Ello nos impele a cuestionar el modelo económico que prevalecía en nuestra sociedad, sin renunciar al sistema capitalista que domina al mundo, pero modulando su rapacidad. Entre otras cuestiones porque, como afirma Chomsky en una entrevista a la agencia Efe, publicada por diario.es, los destrozos causados por la pandemia no son otra cosa que un “fallo masivo y colosal de la versión neoliberal del capitalismo”. Ni los científicos se prepararon para probables epidemias de otros coronavirus, como la del SARS de 2003, porque parecían remotas e investigarlas no era rentable, y la “sostenibilidad” de los hospitales hizo que no estuvieran equipados de manera eficaz para afrontar previsibles incrementos de la demanda asistencia. Todo se hace con el menor coste y para el mayor beneficio posibles. Esta mentalidad economicista también habría que modificarla, al menos en cuanto a la provisión de servicios por parte del sector público y en la externalización al sector privado de los mismos.

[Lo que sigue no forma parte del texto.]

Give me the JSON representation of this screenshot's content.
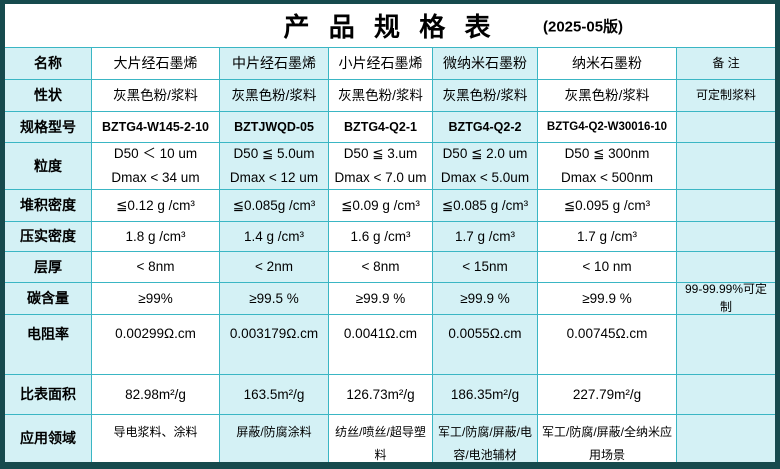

Como nos advierte Habermas, el progreso entendido como lo técnicamente factible, lo económicamente rentable y lo que suscita más repercusión social, no siempre es lo más conveniente para la sociedad. Ni el crecimiento es siempre progreso ni el progreso implica necesariamente bienestar general. Habituados como estamos que el consumo satisfaga casi todas nuestras necesidades, a cambio de crearnos de nuevas necesidades, las deficiencias y desigualdades de una economía atenta exclusivamente del beneficio irrumpen violentamente cuando más falta hace que sea un instrumento al servicio de la sociedad en situaciones excepcionalmente difíciles.
Los nubarrones nos acobardan. Pero si todas esas cuestiones no son tenidas en cuenta y volvemos a confiar en el mercado para que solucione nuestros problemas colectivos básicos, no tardaremos mucho en lamentarlo: en cuanto otro microbio sea inmune a la farmacopea actual o una crisis económica sacuda una vez más la endeble arquitectura de nuestro mundo contemporáneo. Entonces volveremos a interrogarnos acerca de cómo seremos mañana, cuando la respuesta es fácil: seremos más débiles y pobres.